Stepping into 2017 I find myself full of anticipation. This year everything is going to change. Everything. We will have a child, the one thing my husband and I wanted more than anything in this world. Every little event such as going to the mall, visiting family, or even just hanging out is going to be different because of her. I cannot wait.
One major thing I want to commit to in 2017 is being more frequent with my blog. You guys have no idea how hard I am on myself when it comes to what is seen on here. There are so many posts, pictures, graphics, and other things that don't make the cut because I hold myself to stupidly high standards. I need to work on not being so hard on myself about this and just go back to it being for fun instead of striving for perfection. I am going to try to commit to 2-3 posts a week, especially once little girl comes!

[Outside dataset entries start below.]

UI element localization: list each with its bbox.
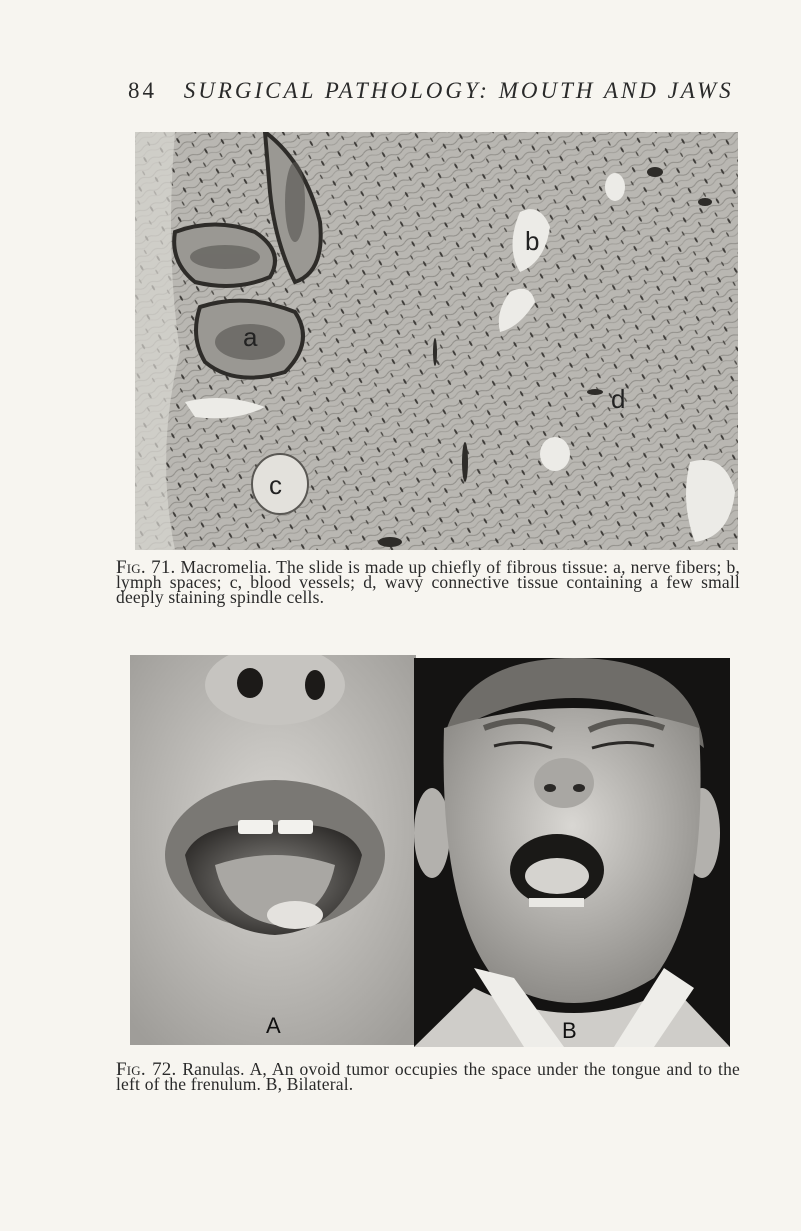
photo-b-image [414,658,730,1047]
caption-figure-71-text: Macromelia. The slide is made up chiefly of fibrous tissue: a, nerve fibers; b, lymph spaces; c, blood vessels; d, wavy connective tissue containing a few small deeply staining spindle cells. [116,557,740,607]
caption-figure-71-prefix: Fig. 71. [116,557,176,578]
micrograph-label-a: a [243,322,258,352]
micrograph-label-b: b [525,226,540,256]
photo-a-image [130,655,416,1045]
caption-figure-72-prefix: Fig. 72. [116,1059,177,1080]
photo-figure-72-a [130,655,416,1045]
panel-b-label: B [562,1018,577,1043]
micrograph-label-d: d [611,384,626,414]
running-header [128,78,748,104]
micrograph-image [135,132,738,550]
caption-figure-71 [116,557,740,607]
micrograph-label-c: c [269,470,282,500]
caption-figure-72 [116,1059,741,1094]
page-number: 84 [128,78,157,103]
panel-a-label: A [266,1013,281,1038]
running-title: SURGICAL PATHOLOGY: MOUTH AND JAWS [183,78,734,103]
photo-figure-72-b [414,658,730,1047]
micrograph-figure-71 [135,132,738,550]
caption-figure-72-text: Ranulas. A, An ovoid tumor occupies the space under the tongue and to the left of the frenulum. B, Bilateral. [116,1059,741,1094]
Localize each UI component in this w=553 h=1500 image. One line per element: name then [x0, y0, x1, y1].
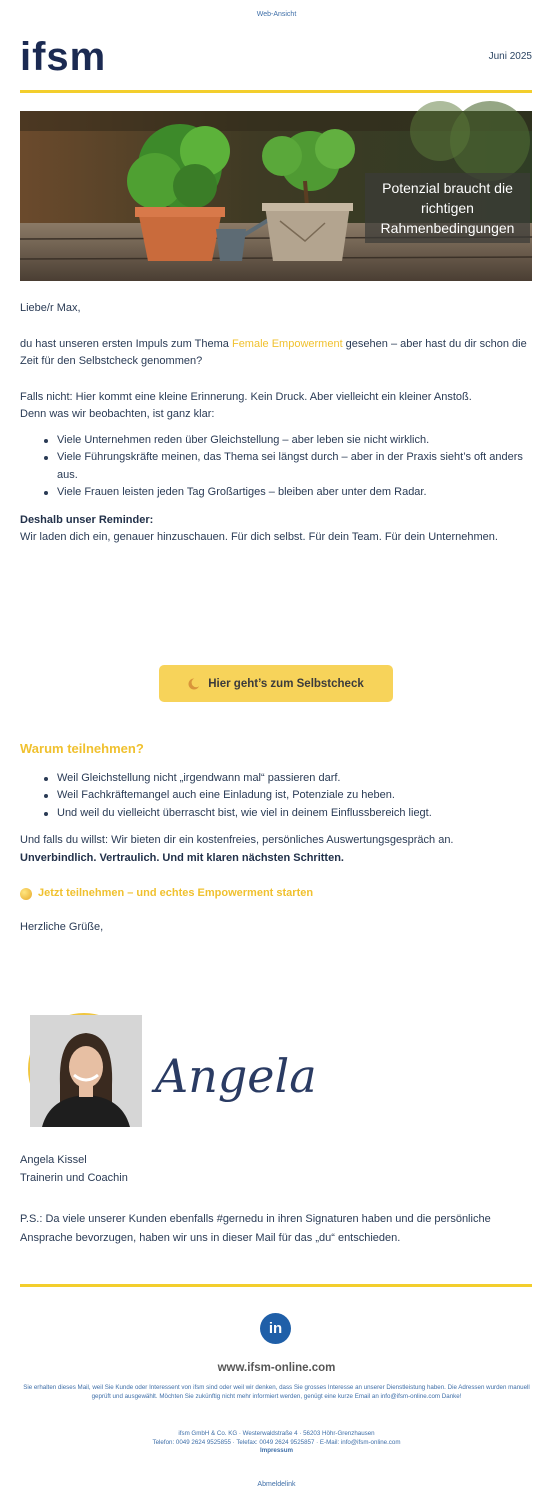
intro-after: gesehen – aber hast du dir schon die Zeit für den Selbstcheck genommen?: [20, 337, 527, 367]
reminder-line-1: Falls nicht: Hier kommt eine kleine Erinnerung. Kein Druck. Aber vielleicht ein kleiner Anstoß.: [20, 390, 472, 403]
reminder-text: Wir laden dich ein, genauer hinzuschauen. Für dich selbst. Für dein Team. Für dein Unternehmen.: [20, 531, 498, 543]
signature-script: [155, 1030, 317, 1130]
company-info: [0, 1430, 553, 1456]
greeting: Liebe/r Max,: [20, 302, 81, 314]
offer-strong: Unverbindlich. Vertraulich. Und mit klaren nächsten Schritten.: [20, 851, 344, 864]
ifsm-logo-graphic: [20, 35, 132, 79]
postscript: P.S.: Da viele unserer Kunden ebenfalls #gernedu in ihren Signaturen haben und die persönliche Ansprache bevorzugen, haben wir uns in dieser Mail für das „du“ entschieden.: [20, 1213, 491, 1244]
imprint-link[interactable]: Impressum: [259, 1447, 293, 1454]
hero-image: [20, 111, 532, 281]
signer-role: Trainerin und Coachin: [20, 1171, 128, 1184]
email-body: [20, 300, 535, 547]
signer-name: Angela Kissel: [20, 1154, 87, 1166]
participate-link[interactable]: [20, 885, 535, 903]
portrait-photo: [30, 1015, 142, 1127]
intro-paragraph: [20, 336, 535, 371]
reasons-list: [20, 770, 535, 823]
unsubscribe-link[interactable]: Abmeldelink: [257, 1481, 296, 1488]
list-item: Und weil du vielleicht überrascht bist, wie viel in deinem Einflussbereich liegt.: [20, 805, 535, 823]
linkedin-label: in: [268, 1320, 283, 1337]
selfcheck-button[interactable]: [159, 665, 393, 702]
company-address: ifsm GmbH & Co. KG · Westerwaldstraße 4 · 56203 Höhr-Grenzhausen: [178, 1430, 375, 1437]
signature-text: Angela: [155, 1049, 317, 1103]
crescent-moon-icon: [188, 678, 200, 690]
why-section: [20, 740, 535, 936]
company-contact: Telefon: 0049 2624 9525855 · Telefax: 0049 2624 9525857 · E-Mail: info@ifsm-online.com: [152, 1438, 401, 1446]
website-link[interactable]: www.ifsm-online.com: [217, 1362, 336, 1374]
logo-text: ifsm: [20, 35, 107, 79]
participate-link-label: Jetzt teilnehmen – und echtes Empowerment starten: [38, 887, 314, 899]
signature-block: [20, 1152, 128, 1187]
list-item: Viele Unternehmen reden über Gleichstellung – aber leben sie nicht wirklich.: [20, 432, 535, 450]
avatar: [28, 1013, 140, 1125]
why-heading: Warum teilnehmen?: [20, 741, 144, 756]
offer-text: Und falls du willst: Wir bieten dir ein kostenfreies, persönliches Auswertungsgespräch an.: [20, 834, 454, 846]
observations-list: [20, 432, 535, 502]
header-divider: [20, 90, 532, 93]
coin-icon: [20, 888, 32, 900]
hero-caption: Potenzial braucht die richtigen Rahmenbedingungen: [365, 173, 530, 243]
issue-date: Juni 2025: [488, 51, 532, 62]
reminder-line-2: Denn was wir beobachten, ist ganz klar:: [20, 408, 215, 420]
list-item: Viele Frauen leisten jeden Tag Großartiges – bleiben aber unter dem Radar.: [20, 484, 535, 502]
selfcheck-button-label: Hier geht’s zum Selbstcheck: [208, 677, 364, 690]
list-item: Weil Gleichstellung nicht „irgendwann mal“ passieren darf.: [20, 770, 535, 788]
reminder-heading: Deshalb unser Reminder:: [20, 513, 154, 526]
list-item: Viele Führungskräfte meinen, das Thema sei längst durch – aber in der Praxis sieht’s oft anders aus.: [20, 449, 535, 484]
closing: Herzliche Grüße,: [20, 920, 104, 933]
ifsm-logo[interactable]: [20, 35, 132, 79]
web-view-link[interactable]: Web-Ansicht: [256, 11, 297, 18]
intro-before: du hast unseren ersten Impuls zum Thema: [20, 337, 232, 350]
intro-highlight: Female Empowerment: [231, 337, 343, 350]
footer-divider: [20, 1284, 532, 1287]
linkedin-icon[interactable]: [260, 1313, 291, 1344]
list-item: Weil Fachkräftemangel auch eine Einladung ist, Potenziale zu heben.: [20, 787, 535, 805]
disclaimer: Sie erhalten dieses Mail, weil Sie Kunde oder Interessent von ifsm sind oder weil wir denken, dass Sie grosses Interesse an unserer Dienstleistung haben. Die Adressen wurden manuell geprüft und ausgewählt. Möchten Sie zukünftig nicht mehr informiert werden, genügt eine kurze Email an info@ifsm-online.com Danke!: [23, 1384, 530, 1400]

Looking back at 2016, there were moments my heart shattered but I am so blessed to have ended it on such a beautiful note. I have an incredible husband and marriage. We say all the time that we are our own relationship goals. There is no other man I would want to be the daddy to all my children and no other man I would want to call my husband. We are both blessed with amazing families who are supportive and loving. I am so blessed and thankful to step into 2017 and see what the New Year brings!